Monday, October 5, 2015

Michael Dean obit

Michael Dean obituary

This article is more than 9 years old
Broadcaster and regular presenter on BBC2’s Late Night Line-Up in the 1960s and 70s

 He was not on the list.


Michael Dean, who has died aged 82, was an outstanding BBC broadcaster in the 1960s and 70s. On Late Night Line-Up, a nightly discussion programme on BBC2, he shared presenting duties with Denis Tuohy, Tony Bilbow and myself, two of us for each transmission. With 364 programmes a year over eight years, the pressure was never off: we were forever writing scripts, interviewing and filming, as well as contributing to a steady stream of ideas.
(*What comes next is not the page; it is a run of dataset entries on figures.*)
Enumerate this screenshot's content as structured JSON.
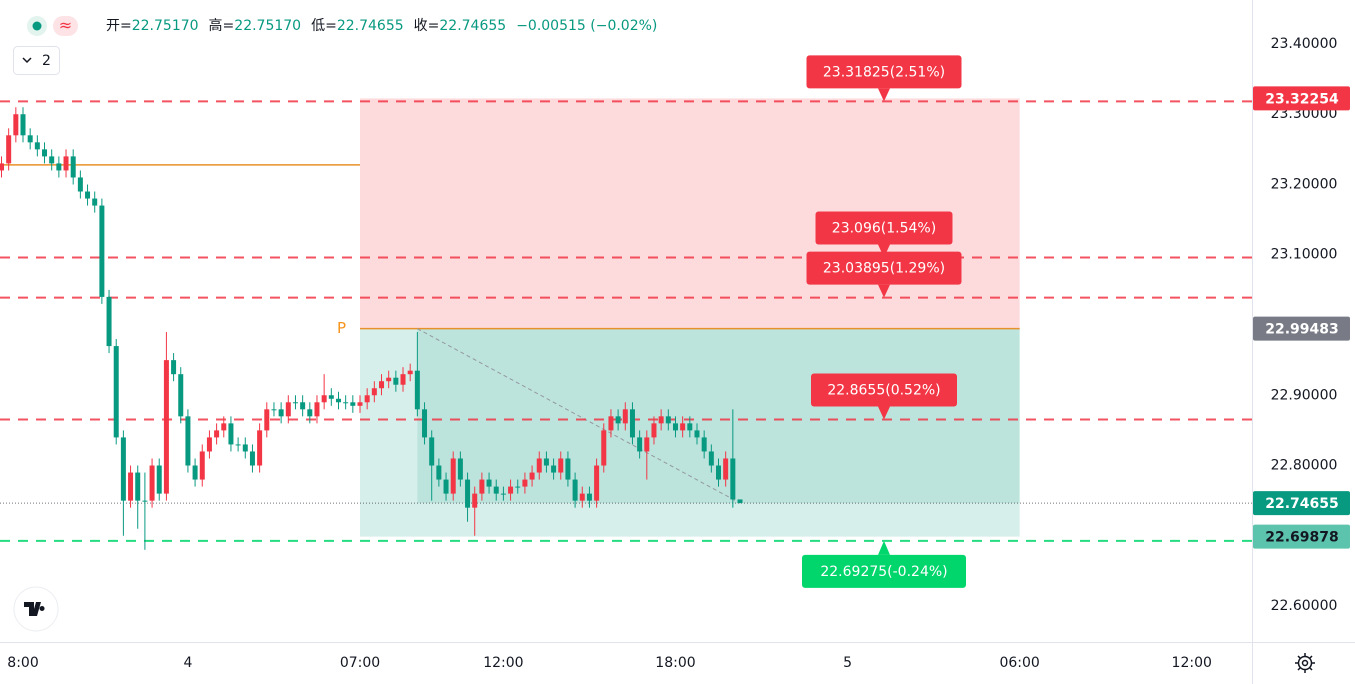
{
  "chart_data": {
    "type": "candlestick",
    "legend_values": [
      {
        "label": "开=",
        "value": "22.75170"
      },
      {
        "label": "高=",
        "value": "22.75170"
      },
      {
        "label": "低=",
        "value": "22.74655"
      },
      {
        "label": "收=",
        "value": "22.74655"
      }
    ],
    "change": "−0.00515 (−0.02%)",
    "interval_button": "2",
    "categories": [
      null,
      null,
      null,
      "8:00",
      null,
      null,
      null,
      null,
      null,
      null,
      null,
      null,
      null,
      null,
      null,
      null,
      null,
      null,
      null,
      null,
      null,
      null,
      null,
      null,
      null,
      null,
      "4",
      null,
      null,
      null,
      null,
      null,
      null,
      null,
      null,
      null,
      null,
      null,
      null,
      null,
      null,
      null,
      null,
      null,
      null,
      null,
      null,
      null,
      null,
      null,
      "07:00",
      null,
      null,
      null,
      null,
      null,
      null,
      null,
      null,
      null,
      null,
      null,
      null,
      null,
      null,
      null,
      null,
      null,
      null,
      null,
      "12:00",
      null,
      null,
      null,
      null,
      null,
      null,
      null,
      null,
      null,
      null,
      null,
      null,
      null,
      null,
      null,
      null,
      null,
      null,
      null,
      null,
      null,
      null,
      null,
      "18:00",
      null,
      null,
      null,
      null,
      null,
      null,
      null,
      null,
      null,
      null,
      null,
      null,
      null,
      null,
      null,
      null,
      null,
      null,
      null,
      null,
      null,
      null,
      null,
      "5",
      null,
      null,
      null,
      null,
      null,
      null,
      null,
      null,
      null,
      null,
      null,
      null,
      null,
      null,
      null,
      null,
      null,
      null,
      null,
      null,
      null,
      null,
      null,
      "06:00",
      null,
      null,
      null,
      null,
      null,
      null,
      null,
      null,
      null,
      null,
      null,
      null,
      null,
      null,
      null,
      null,
      null,
      null,
      null,
      null,
      null,
      null,
      null,
      "12:00",
      null,
      null,
      null,
      null,
      null,
      null,
      null,
      null
    ],
    "open": [
      23.22,
      23.23,
      23.27,
      23.3,
      23.27,
      23.26,
      23.25,
      23.24,
      23.23,
      23.22,
      23.24,
      23.21,
      23.19,
      23.18,
      23.17,
      23.04,
      22.97,
      22.84,
      22.75,
      22.79,
      22.75,
      22.75,
      22.8,
      22.76,
      22.95,
      22.93,
      22.87,
      22.8,
      22.78,
      22.82,
      22.84,
      22.85,
      22.86,
      22.83,
      22.83,
      22.82,
      22.8,
      22.85,
      22.88,
      22.88,
      22.87,
      22.89,
      22.89,
      22.88,
      22.87,
      22.89,
      22.9,
      22.895,
      22.89,
      22.89,
      22.885,
      22.89,
      22.9,
      22.91,
      22.92,
      22.925,
      22.915,
      22.93,
      22.935,
      22.88,
      22.84,
      22.8,
      22.78,
      22.76,
      22.81,
      22.78,
      22.74,
      22.76,
      22.78,
      22.77,
      22.76,
      22.76,
      22.77,
      22.77,
      22.78,
      22.79,
      22.81,
      22.8,
      22.79,
      22.81,
      22.78,
      22.75,
      22.76,
      22.75,
      22.8,
      22.85,
      22.87,
      22.86,
      22.88,
      22.84,
      22.82,
      22.84,
      22.86,
      22.87,
      22.86,
      22.85,
      22.86,
      22.85,
      22.84,
      22.82,
      22.8,
      22.78,
      22.81,
      22.7517,
      null,
      null,
      null,
      null,
      null,
      null,
      null,
      null,
      null,
      null,
      null,
      null,
      null,
      null,
      null,
      null,
      null,
      null,
      null,
      null,
      null,
      null,
      null,
      null,
      null,
      null,
      null,
      null,
      null,
      null,
      null,
      null,
      null,
      null,
      null,
      null,
      null,
      null,
      null,
      null,
      null,
      null,
      null,
      null,
      null,
      null,
      null,
      null,
      null,
      null,
      null,
      null,
      null,
      null,
      null,
      null,
      null,
      null,
      null,
      null,
      null,
      null,
      null,
      null,
      null,
      null,
      null,
      null,
      null,
      null,
      null
    ],
    "high": [
      23.24,
      23.28,
      23.31,
      23.31,
      23.28,
      23.27,
      23.26,
      23.25,
      23.24,
      23.25,
      23.25,
      23.22,
      23.2,
      23.19,
      23.18,
      23.05,
      22.98,
      22.85,
      22.8,
      22.8,
      22.79,
      22.81,
      22.81,
      22.99,
      22.96,
      22.94,
      22.88,
      22.81,
      22.83,
      22.85,
      22.86,
      22.87,
      22.87,
      22.84,
      22.84,
      22.83,
      22.86,
      22.89,
      22.89,
      22.89,
      22.9,
      22.9,
      22.9,
      22.89,
      22.9,
      22.93,
      22.91,
      22.905,
      22.9,
      22.9,
      22.9,
      22.91,
      22.92,
      22.93,
      22.935,
      22.935,
      22.94,
      22.945,
      22.99,
      22.89,
      22.85,
      22.81,
      22.79,
      22.82,
      22.82,
      22.79,
      22.77,
      22.79,
      22.79,
      22.78,
      22.77,
      22.78,
      22.78,
      22.79,
      22.8,
      22.82,
      22.82,
      22.81,
      22.82,
      22.82,
      22.79,
      22.77,
      22.77,
      22.81,
      22.86,
      22.88,
      22.88,
      22.89,
      22.89,
      22.85,
      22.85,
      22.87,
      22.88,
      22.88,
      22.87,
      22.87,
      22.87,
      22.86,
      22.85,
      22.83,
      22.81,
      22.82,
      22.88,
      22.7517,
      null,
      null,
      null,
      null,
      null,
      null,
      null,
      null,
      null,
      null,
      null,
      null,
      null,
      null,
      null,
      null,
      null,
      null,
      null,
      null,
      null,
      null,
      null,
      null,
      null,
      null,
      null,
      null,
      null,
      null,
      null,
      null,
      null,
      null,
      null,
      null,
      null,
      null,
      null,
      null,
      null,
      null,
      null,
      null,
      null,
      null,
      null,
      null,
      null,
      null,
      null,
      null,
      null,
      null,
      null,
      null,
      null,
      null,
      null,
      null,
      null,
      null,
      null,
      null,
      null,
      null,
      null,
      null,
      null,
      null,
      null
    ],
    "low": [
      23.21,
      23.22,
      23.26,
      23.26,
      23.25,
      23.24,
      23.23,
      23.22,
      23.21,
      23.21,
      23.2,
      23.18,
      23.17,
      23.16,
      23.03,
      22.96,
      22.83,
      22.7,
      22.74,
      22.71,
      22.68,
      22.74,
      22.75,
      22.75,
      22.92,
      22.86,
      22.79,
      22.77,
      22.77,
      22.81,
      22.83,
      22.84,
      22.82,
      22.82,
      22.81,
      22.79,
      22.79,
      22.84,
      22.87,
      22.86,
      22.86,
      22.88,
      22.87,
      22.86,
      22.86,
      22.88,
      22.885,
      22.88,
      22.88,
      22.875,
      22.875,
      22.88,
      22.89,
      22.9,
      22.91,
      22.905,
      22.905,
      22.92,
      22.87,
      22.83,
      22.75,
      22.77,
      22.75,
      22.75,
      22.77,
      22.72,
      22.7,
      22.75,
      22.76,
      22.75,
      22.75,
      22.75,
      22.76,
      22.76,
      22.77,
      22.78,
      22.79,
      22.78,
      22.78,
      22.77,
      22.74,
      22.74,
      22.74,
      22.74,
      22.79,
      22.84,
      22.85,
      22.85,
      22.83,
      22.81,
      22.78,
      22.83,
      22.85,
      22.85,
      22.84,
      22.84,
      22.84,
      22.83,
      22.81,
      22.79,
      22.77,
      22.77,
      22.74,
      22.74655,
      null,
      null,
      null,
      null,
      null,
      null,
      null,
      null,
      null,
      null,
      null,
      null,
      null,
      null,
      null,
      null,
      null,
      null,
      null,
      null,
      null,
      null,
      null,
      null,
      null,
      null,
      null,
      null,
      null,
      null,
      null,
      null,
      null,
      null,
      null,
      null,
      null,
      null,
      null,
      null,
      null,
      null,
      null,
      null,
      null,
      null,
      null,
      null,
      null,
      null,
      null,
      null,
      null,
      null,
      null,
      null,
      null,
      null,
      null,
      null,
      null,
      null,
      null,
      null,
      null,
      null,
      null,
      null,
      null,
      null,
      null
    ],
    "close": [
      23.23,
      23.27,
      23.3,
      23.27,
      23.26,
      23.25,
      23.24,
      23.23,
      23.22,
      23.24,
      23.21,
      23.19,
      23.18,
      23.17,
      23.04,
      22.97,
      22.84,
      22.75,
      22.79,
      22.75,
      22.75,
      22.8,
      22.76,
      22.95,
      22.93,
      22.87,
      22.8,
      22.78,
      22.82,
      22.84,
      22.85,
      22.86,
      22.83,
      22.83,
      22.82,
      22.8,
      22.85,
      22.88,
      22.88,
      22.87,
      22.89,
      22.89,
      22.88,
      22.87,
      22.89,
      22.9,
      22.895,
      22.89,
      22.89,
      22.885,
      22.89,
      22.9,
      22.91,
      22.92,
      22.925,
      22.915,
      22.93,
      22.935,
      22.88,
      22.84,
      22.8,
      22.78,
      22.76,
      22.81,
      22.78,
      22.74,
      22.76,
      22.78,
      22.77,
      22.76,
      22.76,
      22.77,
      22.77,
      22.78,
      22.79,
      22.81,
      22.8,
      22.79,
      22.81,
      22.78,
      22.75,
      22.76,
      22.75,
      22.8,
      22.85,
      22.87,
      22.86,
      22.88,
      22.84,
      22.82,
      22.84,
      22.86,
      22.87,
      22.86,
      22.85,
      22.86,
      22.85,
      22.84,
      22.82,
      22.8,
      22.78,
      22.81,
      22.7517,
      22.74655,
      null,
      null,
      null,
      null,
      null,
      null,
      null,
      null,
      null,
      null,
      null,
      null,
      null,
      null,
      null,
      null,
      null,
      null,
      null,
      null,
      null,
      null,
      null,
      null,
      null,
      null,
      null,
      null,
      null,
      null,
      null,
      null,
      null,
      null,
      null,
      null,
      null,
      null,
      null,
      null,
      null,
      null,
      null,
      null,
      null,
      null,
      null,
      null,
      null,
      null,
      null,
      null,
      null,
      null,
      null,
      null,
      null,
      null,
      null,
      null,
      null,
      null,
      null,
      null,
      null,
      null,
      null,
      null,
      null,
      null,
      null
    ],
    "up_color": "#f23645",
    "down_color": "#089981",
    "ylim": [
      22.5488,
      23.4626
    ],
    "yticks": [
      {
        "value": 23.4,
        "label": "23.40000"
      },
      {
        "value": 23.3,
        "label": "23.30000"
      },
      {
        "value": 23.2,
        "label": "23.20000"
      },
      {
        "value": 23.1,
        "label": "23.10000"
      },
      {
        "value": 22.9,
        "label": "22.90000"
      },
      {
        "value": 22.8,
        "label": "22.80000"
      },
      {
        "value": 22.6,
        "label": "22.60000"
      }
    ],
    "last_price": 22.74655,
    "reference_line": 23.228,
    "position": {
      "entry": 22.99483,
      "target": 23.32254,
      "stop": 22.69878,
      "entry_marker": "P"
    },
    "levels": [
      {
        "value": 23.31825,
        "label": "23.31825(2.51%)",
        "color": "#f23645"
      },
      {
        "value": 23.096,
        "label": "23.096(1.54%)",
        "color": "#f23645"
      },
      {
        "value": 23.03895,
        "label": "23.03895(1.29%)",
        "color": "#f23645"
      },
      {
        "value": 22.8655,
        "label": "22.8655(0.52%)",
        "color": "#f23645"
      },
      {
        "value": 22.69275,
        "label": "22.69275(-0.24%)",
        "color": "#00d66b"
      }
    ]
  }
}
Michael took ideas seriously, and admired talent without sycophancy. He made friends of both Woody Allen and Barbra Streisand, who agreed to come back to appear on the programme again if Michael would interview them. His interviews with Tony Hancock, Morecambe and Wise, Gore Vidal and Peter Sellers were no showbiz soundbites but thoughtful conversations, in which Michael used his modesty and intelligence to steer guests to often revealing insights.

But he was no pushover: indeed he developed a bold technique that we came to call “the silent poisoner”. He would ask a straightforward question and, on receiving an evasive answer, he would deploy not the Paxman tactic, but the exact opposite. With sublime self-control he would simply remain silent and wait. It takes nerves of steel to do that on live television. But it was then that the interviewee, in a panic at the awkwardness of the pause, would blurt out anxiously whatever came into their heads. It was often the most revealing remark of all.
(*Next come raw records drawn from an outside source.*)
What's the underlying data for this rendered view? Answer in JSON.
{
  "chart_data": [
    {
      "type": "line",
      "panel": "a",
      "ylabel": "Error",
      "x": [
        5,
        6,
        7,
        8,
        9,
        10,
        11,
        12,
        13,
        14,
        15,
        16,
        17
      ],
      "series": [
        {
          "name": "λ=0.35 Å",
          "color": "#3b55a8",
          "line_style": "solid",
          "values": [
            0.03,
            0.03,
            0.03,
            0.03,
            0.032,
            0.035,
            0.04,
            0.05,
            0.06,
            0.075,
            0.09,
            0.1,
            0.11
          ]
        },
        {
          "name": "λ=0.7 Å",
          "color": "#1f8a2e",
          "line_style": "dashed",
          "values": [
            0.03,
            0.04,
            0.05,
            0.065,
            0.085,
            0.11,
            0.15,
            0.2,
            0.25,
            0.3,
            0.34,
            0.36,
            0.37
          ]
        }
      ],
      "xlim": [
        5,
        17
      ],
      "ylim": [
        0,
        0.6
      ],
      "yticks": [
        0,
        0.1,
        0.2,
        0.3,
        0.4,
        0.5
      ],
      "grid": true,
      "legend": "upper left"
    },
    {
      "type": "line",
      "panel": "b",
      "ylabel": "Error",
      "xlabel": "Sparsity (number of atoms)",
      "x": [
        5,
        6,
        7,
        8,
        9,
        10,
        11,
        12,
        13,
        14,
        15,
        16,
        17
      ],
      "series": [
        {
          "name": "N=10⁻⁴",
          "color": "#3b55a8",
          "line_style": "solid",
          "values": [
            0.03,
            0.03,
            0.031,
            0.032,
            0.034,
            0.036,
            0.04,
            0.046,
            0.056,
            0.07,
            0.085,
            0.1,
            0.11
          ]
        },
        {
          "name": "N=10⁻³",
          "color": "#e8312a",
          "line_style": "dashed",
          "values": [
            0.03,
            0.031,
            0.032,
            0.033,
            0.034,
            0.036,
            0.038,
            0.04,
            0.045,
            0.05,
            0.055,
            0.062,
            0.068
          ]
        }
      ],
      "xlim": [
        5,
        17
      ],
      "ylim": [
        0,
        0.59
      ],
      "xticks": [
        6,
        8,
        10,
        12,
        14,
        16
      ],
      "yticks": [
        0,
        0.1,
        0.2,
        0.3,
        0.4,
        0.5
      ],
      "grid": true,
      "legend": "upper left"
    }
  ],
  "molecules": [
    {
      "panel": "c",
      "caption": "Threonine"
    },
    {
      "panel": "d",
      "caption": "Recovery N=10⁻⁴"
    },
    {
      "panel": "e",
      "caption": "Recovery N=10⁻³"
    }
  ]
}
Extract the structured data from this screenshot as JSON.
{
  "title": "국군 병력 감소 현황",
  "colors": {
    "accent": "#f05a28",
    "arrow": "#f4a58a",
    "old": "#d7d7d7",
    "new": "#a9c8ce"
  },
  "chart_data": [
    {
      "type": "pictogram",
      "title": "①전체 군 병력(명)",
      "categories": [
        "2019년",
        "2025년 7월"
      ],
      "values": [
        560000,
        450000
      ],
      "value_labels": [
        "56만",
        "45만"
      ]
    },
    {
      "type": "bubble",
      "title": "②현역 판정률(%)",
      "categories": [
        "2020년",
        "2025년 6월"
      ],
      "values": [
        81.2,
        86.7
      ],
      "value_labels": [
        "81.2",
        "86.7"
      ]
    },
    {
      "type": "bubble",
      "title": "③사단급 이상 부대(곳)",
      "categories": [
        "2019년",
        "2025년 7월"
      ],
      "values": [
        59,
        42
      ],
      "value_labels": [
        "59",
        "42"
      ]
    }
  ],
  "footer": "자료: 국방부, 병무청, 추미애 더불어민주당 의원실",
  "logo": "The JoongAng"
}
Michael’s quiet skills underpinned all that we were doing; he was widely read and knowledgable about a range of subjects from jazz to sport and poetry. He wrote elegant and witty scripts – and in consequence went on in the 70s to make documentaries about, among others, Noël Coward, George Formby, and Edward VIII and Mrs Simpson.

 

Michael was born in Palmerston North, New Zealand. His mother, Mavis Holt, came from the family behind the successful Carter Holt Harvey timber company. His father, Kendrick Dean, was a remarkable GP who travelled abroad to seek out treatments for the ailments of his local community. When he was eight, Michael went with this three sisters, Dorothy, Viv and Julie, to a Quaker prep school in Whanganui, where he began to absorb the values of tolerance and hatred of injustice about which he would later become eloquent. He went on to Palmerston North boys’ high school and became a journalist cadet on the local newspaper.

 

At the age of 20 he contracted TB and went to a sanatorium. It was there that he began to read intensively, discovering the joy of books and ideas that was to last him all his life. Poetry was a particular love. Shakespeare was his god, and TS Eliot a particular favourite – he called him “big Tom”.

 

After a year as a sports reporter for a Cape Town newspaper in South Africa, he returned to New Zealand and joined National Radio. He married his first wife, Shirley, and moved to Sydney, Australia. After three years, with his marriage at an end, he came to Britain, and by the mid-60s was a recognised face on Late Night Line-Up.

 

In 1968 he married the actor Christine Collins and they had two daughters, Rachael and Emily. When Line-Up was cancelled in 1972, he returned to New Zealand, where he had his own television chat show, Dean on Saturday. He then moved to Australia to work for Kerry Packer’s Channel Nine, where he anchored the coverage of the 1976 Montreal Olympics. By the 80s he was back in Britain and working for the BBC, reporting for such programmes as Man Alive and 40 Minutes.

 

His was a career of impressive range and integrity. But his personal life was more casual: he never bought a home, he had accidents with cars and his disorganisation often left those he loved in despair. Nonetheless he took his daughters to Shakespeare’s tomb and shed tears for his hero. He made and kept friends, and was a regular at Late Night Line-Up reunions.

 

Towards the end of his life he had dementia; in his final months he was seriously affected. He often lost his way when he went out on his own, but to a friend who offered sympathy, his reply was upbeat: “Oh, getting lost means I see lots of places I didn’t know about before.” And to sympathetic comments about his condition he replied: “You know, this Alzheimer’s is really something of an adventure.”

 

Christine, from whom he was separated, died in February this year. His younger daughter, Rachael, died of cancer in 2012. He is survived by Emily, by two grandchildren, Rachael’s daughters Mimi and Alberta, and by his sister Viv.